The single-chain variable sequence (heavy chain— GSG linker—light chain) for the parental T1 construct was cloned into the SFG-28z-ires-GFP vector previously generated in our laboratory., The D53N, Y34F, and DNYF mutants were generated by a series of linkers and standard molecular biology techniques. All constructs were verified by sequencing (Genewiz). The RD30-HEK293 packaging line was transfected with the construct of SFG DNA, and viral supernatants were collected at days 2 and 3; these supernatants were used to make stable Galv9- HEK293 producer cells, from which viral supernatants were collected from confluent dishes to transduce T cells. Packaging cell lines were cultured in Dulbecco’s modified Eagle’s medium (DMEM) supplemented with 10% fetal bovine serum, glutamine, and antibiotics.

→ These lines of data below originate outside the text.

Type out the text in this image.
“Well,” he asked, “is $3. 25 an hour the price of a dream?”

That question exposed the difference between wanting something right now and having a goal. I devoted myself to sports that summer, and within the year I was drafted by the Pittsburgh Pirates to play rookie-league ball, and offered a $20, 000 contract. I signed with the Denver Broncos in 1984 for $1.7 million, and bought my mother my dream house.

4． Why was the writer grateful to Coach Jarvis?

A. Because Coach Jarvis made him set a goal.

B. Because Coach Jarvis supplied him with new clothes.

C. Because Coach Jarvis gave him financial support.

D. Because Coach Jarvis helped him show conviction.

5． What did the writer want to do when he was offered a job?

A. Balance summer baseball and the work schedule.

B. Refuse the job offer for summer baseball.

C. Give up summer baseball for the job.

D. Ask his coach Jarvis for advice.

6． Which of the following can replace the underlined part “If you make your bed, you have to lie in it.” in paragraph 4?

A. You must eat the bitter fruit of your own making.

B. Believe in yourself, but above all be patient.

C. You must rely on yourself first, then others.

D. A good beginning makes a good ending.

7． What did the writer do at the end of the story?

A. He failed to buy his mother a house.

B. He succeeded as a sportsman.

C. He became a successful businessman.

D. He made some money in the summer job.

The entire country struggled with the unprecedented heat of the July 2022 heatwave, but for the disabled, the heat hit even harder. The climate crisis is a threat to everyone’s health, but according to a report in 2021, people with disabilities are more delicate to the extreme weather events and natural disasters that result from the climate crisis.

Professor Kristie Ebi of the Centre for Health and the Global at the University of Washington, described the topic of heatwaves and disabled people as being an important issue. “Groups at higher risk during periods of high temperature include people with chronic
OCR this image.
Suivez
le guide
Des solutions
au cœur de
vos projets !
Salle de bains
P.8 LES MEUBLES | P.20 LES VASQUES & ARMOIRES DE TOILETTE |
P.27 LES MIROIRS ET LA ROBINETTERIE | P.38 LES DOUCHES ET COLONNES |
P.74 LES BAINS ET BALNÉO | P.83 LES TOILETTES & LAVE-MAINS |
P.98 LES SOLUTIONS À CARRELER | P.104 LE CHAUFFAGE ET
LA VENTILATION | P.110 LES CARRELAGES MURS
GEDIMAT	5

Staining and flow cytometry

Transduced T cells were analyzed for GFP expression and expression of cell surface molecules by standard staining and flow cytometry techniques. HLA-A2/NYESO1 pentamers were purchased from Proimmune (Oxford, UK). Antibodies to CD3 and HLA- A2 were purchased from BD Biosciences (San Jose, CA). Blood samples of 50 μl from mice were ACK-lysed and stained for 20 minutes at 4 °C with CD3 antibody; T cells were quantified with Count Bright counting beads (Invitrogen, Grand Island, NY).

Chromium release assays

In vitro cytotoxicity assays were performed according to standard techniques. Briefly, target cells were labeled with 51Cr (sodium chromate) for 90 minutes, then washed and co incubated for 4–6 hours in 96-well round bottom plates in triplicate with diluting ratios of effector T cells. Supernatants were harvested, transferred to Luma Plates (Perkin-Elmer, Shelton, CT) and acquired on a Perkin Elmer Top Count. Percent specific lysis was calculated with the formula (x-spontaneous)/(maximum-spontaneous). Peptide pulsing was performed where indicated either overnight or simultaneous with chromium labeling. HLA-A2 restricted influenza matrix protein (Flu, GILGFVFTL) and NY-ESO-1157–165 (SLLMWITQC) peptides were purchased from Proimmune.

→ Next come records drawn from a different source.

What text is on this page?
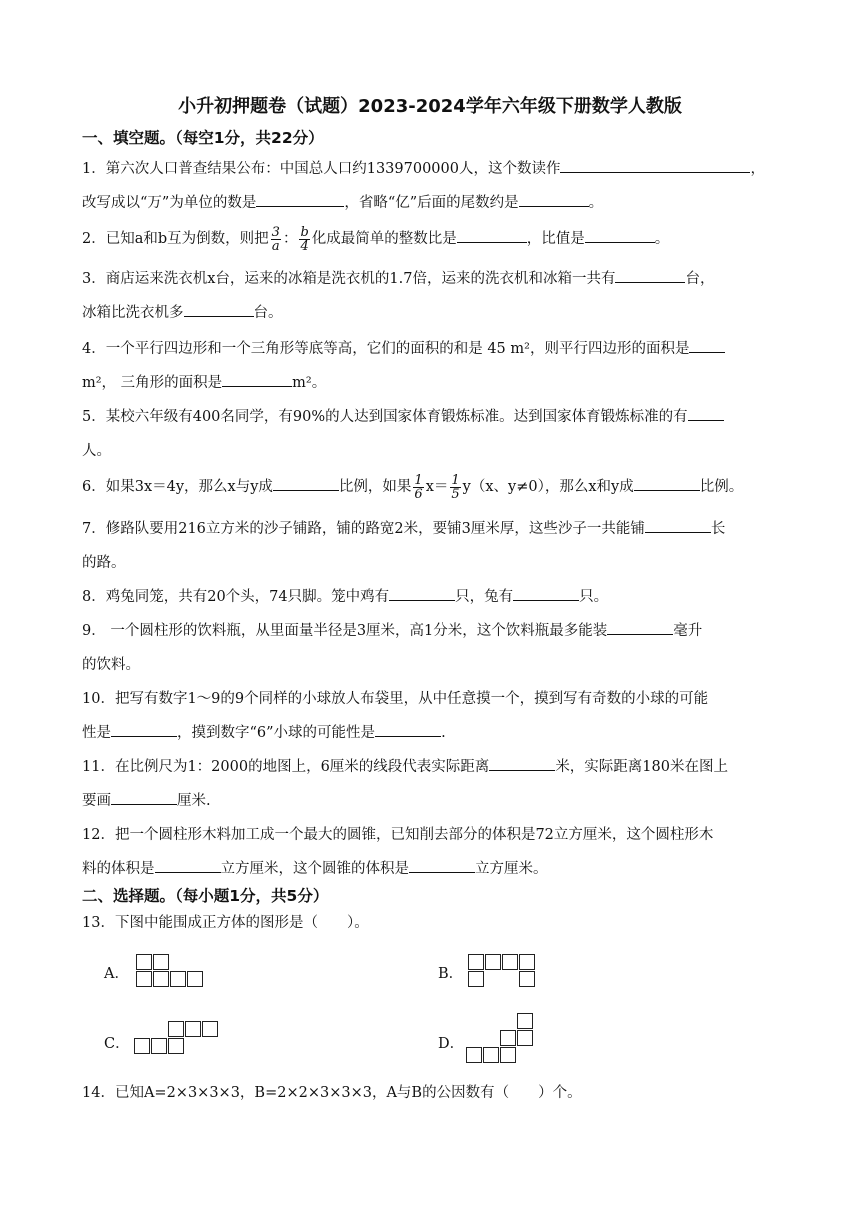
小升初押题卷（试题）2023-2024学年六年级下册数学人教版
一、填空题。（每空1分，共22分）
1．第六次人口普查结果公布：中国总人口约1339700000人，这个数读作	，
改写成以“万”为单位的数是	，省略“亿”后面的尾数约是	。
2．已知a和b互为倒数，则把 $\frac{3}{a}$ ： $\frac{b}{4}$ 化成最简单的整数比是	，比值是	。
3．商店运来洗衣机x台，运来的冰箱是洗衣机的1.7倍，运来的洗衣机和冰箱一共有	台，
冰箱比洗衣机多	台。
4．一个平行四边形和一个三角形等底等高，它们的面积的和是 45 m²，则平行四边形的面积是
m²， 三角形的面积是	m²。
5．某校六年级有400名同学，有90%的人达到国家体育锻炼标准。达到国家体育锻炼标准的有
人。
6．如果3x＝4y，那么x与y成	比例，如果 $\frac{1}{6} x= \frac{1}{5} y(x$、y≠0），那么x和y成	比例。
7．修路队要用216立方米的沙子铺路，铺的路宽2米，要铺3厘米厚，这些沙子一共能铺	长
的路。
8．鸡兔同笼，共有20个头，74只脚。笼中鸡有	只，兔有	只。
9． 一个圆柱形的饮料瓶，从里面量半径是3厘米，高1分米，这个饮料瓶最多能装	毫升
的饮料。
10．把写有数字1～9的9个同样的小球放人布袋里，从中任意摸一个，摸到写有奇数的小球的可能
性是	，摸到数字“6”小球的可能性是	.
11．在比例尺为1：2000的地图上，6厘米的线段代表实际距离	米，实际距离180米在图上
要画	厘米.
12．把一个圆柱形木料加工成一个最大的圆锥，已知削去部分的体积是72立方厘米，这个圆柱形木
料的体积是	立方厘米，这个圆锥的体积是	立方厘米。
二、选择题。（每小题1分，共5分）
13．下图中能围成正方体的图形是（　　）。
A．	B．
C．	D．
14．已知A=2×3×3×3，B=2×2×3×3×3，A与B的公因数有（　　）个。
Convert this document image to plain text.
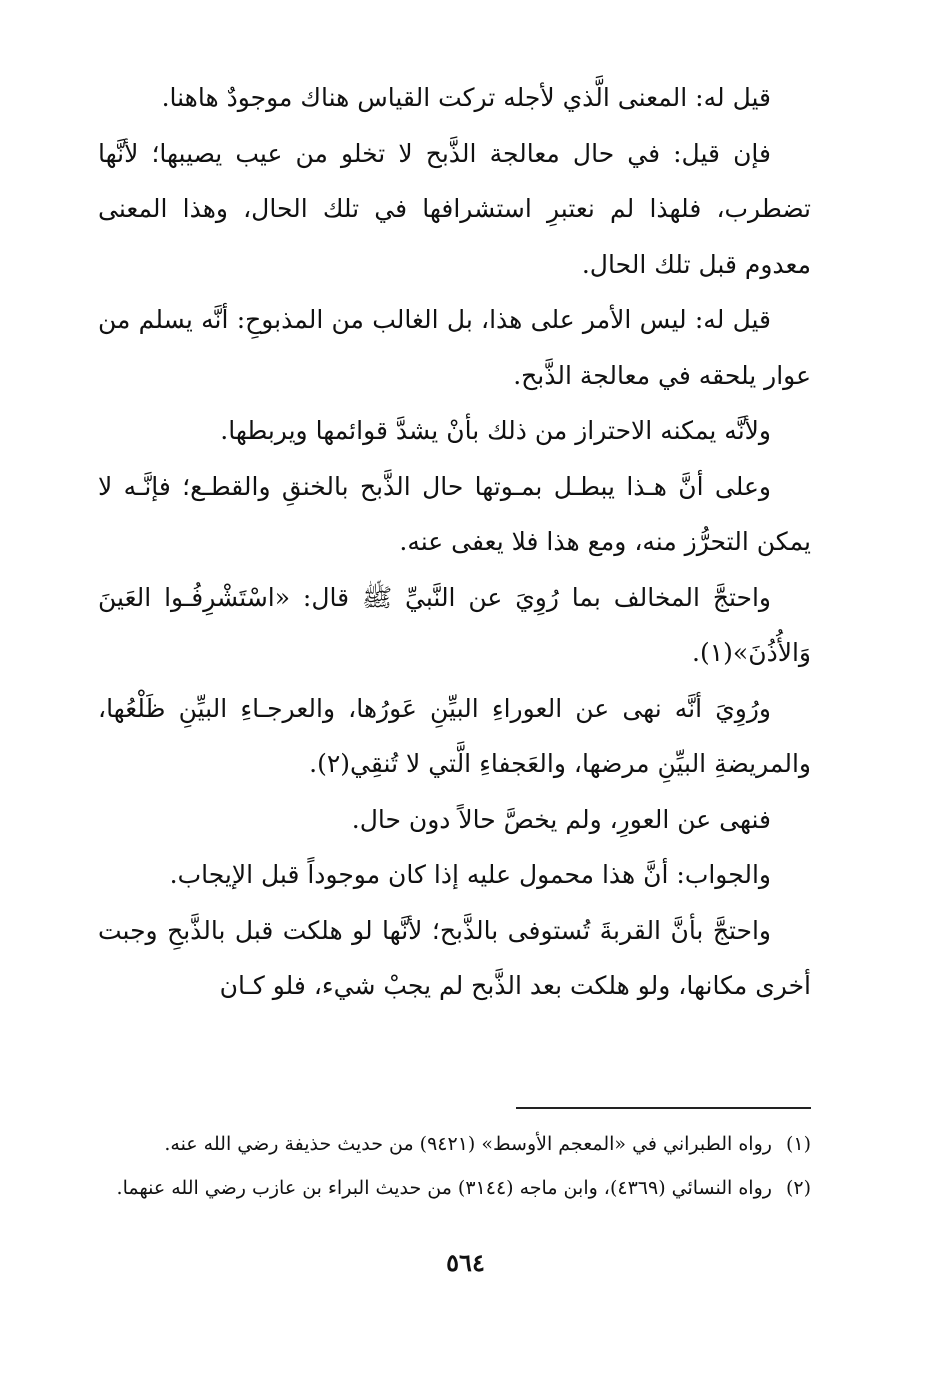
قيل له: المعنى الَّذي لأجله تركت القياس هناك موجودٌ هاهنا.

فإن قيل: في حال معالجة الذَّبح لا تخلو من عيب يصيبها؛ لأنَّها تضطرب، فلهذا لم نعتبرِ استشرافها في تلك الحال، وهذا المعنى معدوم قبل تلك الحال.

قيل له: ليس الأمر على هذا، بل الغالب من المذبوحِ: أنَّه يسلم من عوار يلحقه في معالجة الذَّبح.

ولأنَّه يمكنه الاحتراز من ذلك بأنْ يشدَّ قوائمها ويربطها.

وعلى أنَّ هـذا يبطـل بمـوتها حال الذَّبح بالخنقِ والقطـع؛ فإنَّـه لا يمكن التحرُّز منه، ومع هذا فلا يعفى عنه.

واحتجَّ المخالف بما رُوِيَ عن النَّبيِّ ﷺ قال: «اسْتَشْرِفُـوا العَينَ وَالأُذُنَ»(١).

ورُوِيَ أنَّه نهى عن العوراءِ البيِّنِ عَورُها، والعرجـاءِ البيِّنِ ظَلْعُها، والمريضةِ البيِّنِ مرضها، والعَجفاءِ الَّتي لا تُنقِي(٢).

فنهى عن العورِ، ولم يخصَّ حالاً دون حال.

والجواب: أنَّ هذا محمول عليه إذا كان موجوداً قبل الإيجاب.

واحتجَّ بأنَّ القربةَ تُستوفى بالذَّبح؛ لأنَّها لو هلكت قبل بالذَّبحِ وجبت أخرى مكانها، ولو هلكت بعد الذَّبح لم يجبْ شيء، فلو كـان

(١)
رواه الطبراني في «المعجم الأوسط» (٩٤٢١) من حديث حذيفة رضي الله عنه.

(٢)
رواه النسائي (٤٣٦٩)، وابن ماجه (٣١٤٤) من حديث البراء بن عازب رضي الله عنهما.

٥٦٤
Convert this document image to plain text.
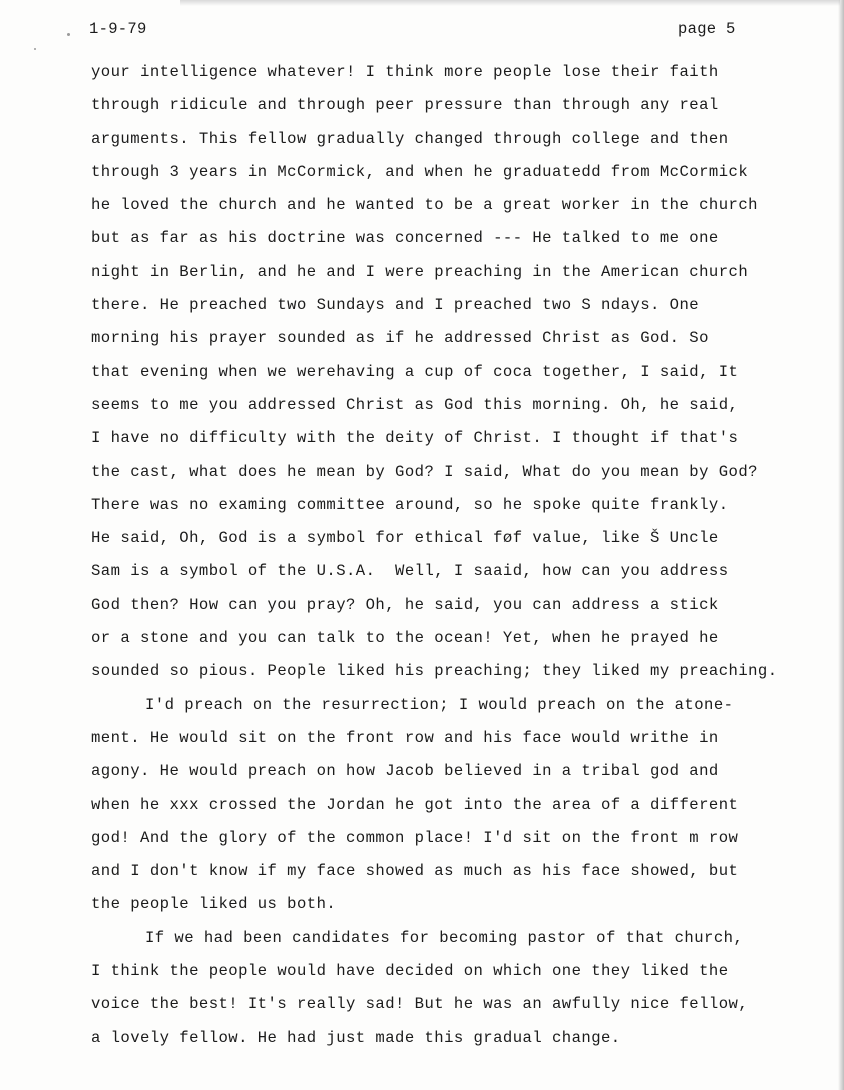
1-9-79	page 5
your intelligence whatever! I think more people lose their faith
through ridicule and through peer pressure than through any real
arguments. This fellow gradually changed through college and then
through 3 years in McCormick, and when he graduatedd from McCormick
he loved the church and he wanted to be a great worker in the church
but as far as his doctrine was concerned --- He talked to me one
night in Berlin, and he and I were preaching in the American church
there. He preached two Sundays and I preached two S ndays. One
morning his prayer sounded as if he addressed Christ as God. So
that evening when we werehaving a cup of coca together, I said, It
seems to me you addressed Christ as God this morning. Oh, he said,
I have no difficulty with the deity of Christ. I thought if that's
the cast, what does he mean by God? I said, What do you mean by God?
There was no examing committee around, so he spoke quite frankly.
He said, Oh, God is a symbol for ethical føf value, like Š Uncle
Sam is a symbol of the U.S.A.  Well, I saaid, how can you address
God then? How can you pray? Oh, he said, you can address a stick
or a stone and you can talk to the ocean! Yet, when he prayed he
sounded so pious. People liked his preaching; they liked my preaching.
I'd preach on the resurrection; I would preach on the atone-
ment. He would sit on the front row and his face would writhe in
agony. He would preach on how Jacob believed in a tribal god and
when he xxx crossed the Jordan he got into the area of a different
god! And the glory of the common place! I'd sit on the front m row
and I don't know if my face showed as much as his face showed, but
the people liked us both.
If we had been candidates for becoming pastor of that church,
I think the people would have decided on which one they liked the
voice the best! It's really sad! But he was an awfully nice fellow,
a lovely fellow. He had just made this gradual change.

Surface plasmon resonance measurements of affinity

SPR studies were performed using a Biacore 3000 (Biacore AB) as previously described. HLA-A*0201-SLLMWITQC and HLA-A*0201-SLLMWITQV were enzymatically biotinylated by BirA enzyme on the C-terminal biotinylation site and immobilized to CM5 sensor chips via covalently coupled streptavidin. Sensograms were measured over seven concentrations of D53N Fab. Kinetic constants were derived using the curve-fitting facility of the BIAevaluation program (version 3.0; Biacore AB) and rate equations derived from the simple 1:1 Langmuir binding model.

Mouse studies

NSG (stock # 005557-NOD.Cg-Prkdcscid Il2rgtm1Wjl/SzJ) and HLA-A2-transgenic NSG (stock#009617-NOD.Cg-Prkdcscid) mice were purchased from Jackson laboratories (Bar Harbor, ME). Mice were injected subcutaneously in each flank with human melanoma cells on day 0. Tumors were measured every 2–3 days with calipers and tumor volume was calculated with the formula (length × width × width × π) / 6. Mice were sacrificed and tumors were excised and stained by standard immunohistochemistry for CD3 to evaluate T cell infiltration.